Vragen en antwoorden

V: Wat is de Derby Silk Mill?


A: De Derby Silk Mill is een industriemuseum in Derby, Engeland. Het stond vroeger bekend als het Derby Industrial Museum en is gevestigd in een historische voormalige zijdemolen die deel uitmaakt van Derwent Valley Mills.

V: Wie bouwde de eerste molen van Groot-Brittannië?


A: George Sorocold bouwde tussen 1717 en 1721 de eerste molen van Groot-Brittannië aan de rivier de Derwent. Deze molen werd gebouwd om zijden draden te produceren met behulp van machines die werden aangedreven door een waterrad.

V: Hoe kwam John Lombe aan het ontwerp van deze machines?


A: John Lombe kopieerde het ontwerp van de machines voor het spinnen van grote hoeveelheden zijde toen hij werkzaam was in de Italiaanse zijde-industrie, wat een voorbeeld kan zijn van industriële spionage.

V: Wat gebeurde er met John Lombe?


A: John Lombe stierf op onnatuurlijke wijze in 1722 en er werd aangenomen dat hij door een Italiaan met gif werd vermoord als wraak voor het stelen van handelsgeheimen.

V: Wie huurde het gebouw en de machines na Sir Thomas Lombe Knt.?


A: Richard Wilson junior uit Leeds huurde het gebouw en de machines van Dame Elizabeth na Sir Thomas Lombe Knt. en betaalde 2.800 pond voor 64 jaar huur.
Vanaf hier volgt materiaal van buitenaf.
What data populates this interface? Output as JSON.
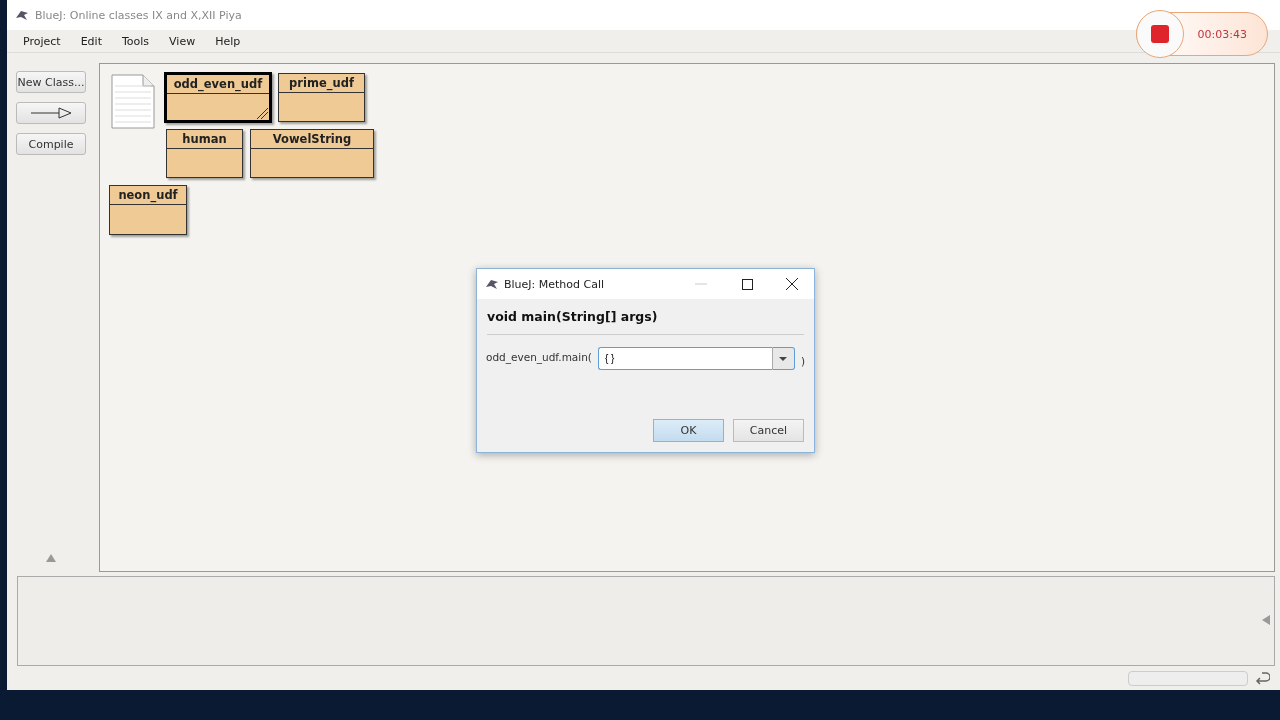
{
  "window": {
    "title": "BlueJ:  Online classes IX and X,XII Piya"
  },
  "menu": [
    "Project",
    "Edit",
    "Tools",
    "View",
    "Help"
  ],
  "toolbar": {
    "new_class": "New Class...",
    "compile": "Compile"
  },
  "classes": [
    {
      "name": "odd_even_udf",
      "selected": true
    },
    {
      "name": "prime_udf",
      "selected": false
    },
    {
      "name": "human",
      "selected": false
    },
    {
      "name": "VowelString",
      "selected": false
    },
    {
      "name": "neon_udf",
      "selected": false
    }
  ],
  "dialog": {
    "title": "BlueJ:  Method Call",
    "signature": "void main(String[] args)",
    "call_label": "odd_even_udf.main(",
    "argument": "{ }",
    "close_paren": ")",
    "buttons": [
      {
        "label": "OK",
        "selected": true
      },
      {
        "label": "Cancel",
        "selected": false
      }
    ]
  },
  "recorder": {
    "time": "00:03:43"
  }
}
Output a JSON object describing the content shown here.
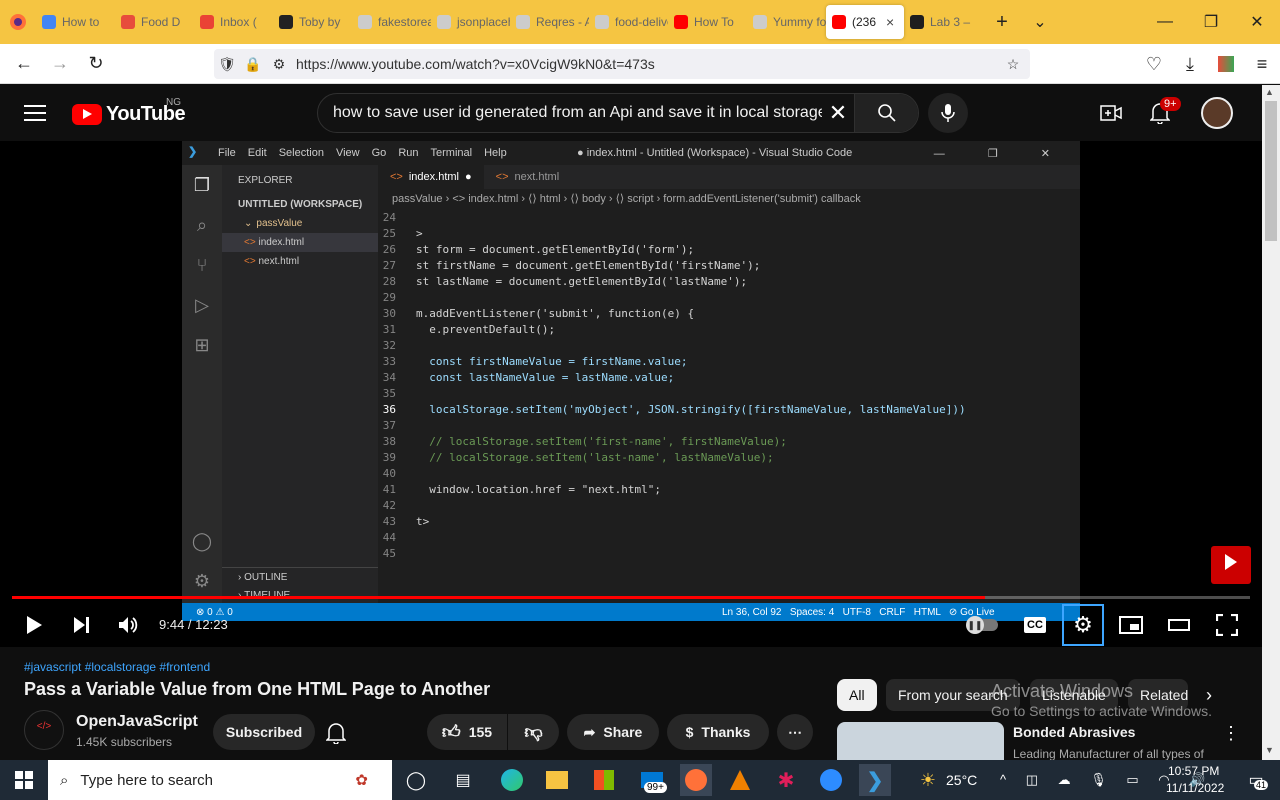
{
  "browser": {
    "tabs": [
      {
        "label": "How to",
        "color": "#4285f4"
      },
      {
        "label": "Food D",
        "color": "#e74c3c"
      },
      {
        "label": "Inbox (",
        "color": "#ea4335"
      },
      {
        "label": "Toby by",
        "color": "#222222"
      },
      {
        "label": "fakestoreap",
        "color": "#cccccc"
      },
      {
        "label": "jsonplaceh",
        "color": "#cccccc"
      },
      {
        "label": "Reqres - A",
        "color": "#cccccc"
      },
      {
        "label": "food-delive",
        "color": "#cccccc"
      },
      {
        "label": "How To",
        "color": "#ff0000"
      },
      {
        "label": "Yummy fo",
        "color": "#cccccc"
      }
    ],
    "active_tab": {
      "label": "(236",
      "close": "×"
    },
    "last_tab": {
      "label": "Lab 3 –"
    },
    "new_tab": "+",
    "url": "https://www.youtube.com/watch?v=x0VcigW9kN0&t=473s"
  },
  "youtube": {
    "logo_text": "YouTube",
    "region": "NG",
    "search_query": "how to save user id generated from an Api and save it in local storage",
    "notif_count": "9+"
  },
  "vscode": {
    "menu": [
      "File",
      "Edit",
      "Selection",
      "View",
      "Go",
      "Run",
      "Terminal",
      "Help"
    ],
    "title": "● index.html - Untitled (Workspace) - Visual Studio Code",
    "explorer_label": "EXPLORER",
    "workspace": "UNTITLED (WORKSPACE)",
    "folder": "passValue",
    "files": [
      "index.html",
      "next.html"
    ],
    "outline": "OUTLINE",
    "timeline": "TIMELINE",
    "tabs": [
      "index.html",
      "next.html"
    ],
    "breadcrumb": "passValue › <> index.html › ⟨⟩ html › ⟨⟩ body › ⟨⟩ script › form.addEventListener('submit') callback",
    "lines": [
      {
        "n": "24",
        "t": ""
      },
      {
        "n": "25",
        "t": ">"
      },
      {
        "n": "26",
        "t": "st form = document.getElementById('form');"
      },
      {
        "n": "27",
        "t": "st firstName = document.getElementById('firstName');"
      },
      {
        "n": "28",
        "t": "st lastName = document.getElementById('lastName');"
      },
      {
        "n": "29",
        "t": ""
      },
      {
        "n": "30",
        "t": "m.addEventListener('submit', function(e) {"
      },
      {
        "n": "31",
        "t": "  e.preventDefault();"
      },
      {
        "n": "32",
        "t": ""
      },
      {
        "n": "33",
        "t": "  const firstNameValue = firstName.value;"
      },
      {
        "n": "34",
        "t": "  const lastNameValue = lastName.value;"
      },
      {
        "n": "35",
        "t": ""
      },
      {
        "n": "36",
        "t": "  localStorage.setItem('myObject', JSON.stringify([firstNameValue, lastNameValue]))"
      },
      {
        "n": "37",
        "t": ""
      },
      {
        "n": "38",
        "t": "  // localStorage.setItem('first-name', firstNameValue);"
      },
      {
        "n": "39",
        "t": "  // localStorage.setItem('last-name', lastNameValue);"
      },
      {
        "n": "40",
        "t": ""
      },
      {
        "n": "41",
        "t": "  window.location.href = \"next.html\";"
      },
      {
        "n": "42",
        "t": ""
      },
      {
        "n": "43",
        "t": "t>"
      },
      {
        "n": "44",
        "t": ""
      },
      {
        "n": "45",
        "t": ""
      }
    ],
    "status_left": "⊗ 0 ⚠ 0",
    "status_right": "Ln 36, Col 92   Spaces: 4   UTF-8   CRLF   HTML   ⊘ Go Live"
  },
  "player": {
    "time": "9:44 / 12:23",
    "played_fraction": 0.786,
    "buffered_fraction": 0.39,
    "cc": "CC"
  },
  "video": {
    "tags": "#javascript #localstorage #frontend",
    "title": "Pass a Variable Value from One HTML Page to Another",
    "channel": "OpenJavaScript",
    "subscribers": "1.45K subscribers",
    "subscribed_label": "Subscribed",
    "likes": "155",
    "share": "Share",
    "thanks": "Thanks"
  },
  "chips": [
    "All",
    "From your search",
    "Listenable",
    "Related"
  ],
  "activation": {
    "line1": "Activate Windows",
    "line2": "Go to Settings to activate Windows."
  },
  "recommendation": {
    "title": "Bonded Abrasives",
    "subtitle": "Leading Manufacturer of all types of"
  },
  "taskbar": {
    "search_placeholder": "Type here to search",
    "mail_badge": "99+",
    "weather": "25°C",
    "time": "10:57 PM",
    "date": "11/11/2022",
    "notif": "41"
  }
}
V: Wat maakte de zijdefabriek van Lombes succesvol? A: De zijdespinnerij van Lombes was succesvol door het gebruik van cirkelvormige spinmachines (ook bekend als "werpmachines"), één enkele krachtbron (water), georganiseerde arbeiders (200-400) en het totale proces van ruwe zijde tot fijne kwaliteitsdraad - waardoor het beschouwd wordt als de eerste succesvolle toepassing van het fabriekssysteem in Groot-Brittannië.

V: Wanneer brak er brand uit in The Silk Mill? A: Op 5 december 1910 om 5.00 uur brak er brand uit in The Silk Mill. De brand werd veroorzaakt doordat een nabijgelegen bloemmolen van Sowter Brothers vlam vatte en oversloeg naar The Silk Mill, wat veel schade veroorzaakte, waaronder het in de rivier de Derwent vallen van de muren.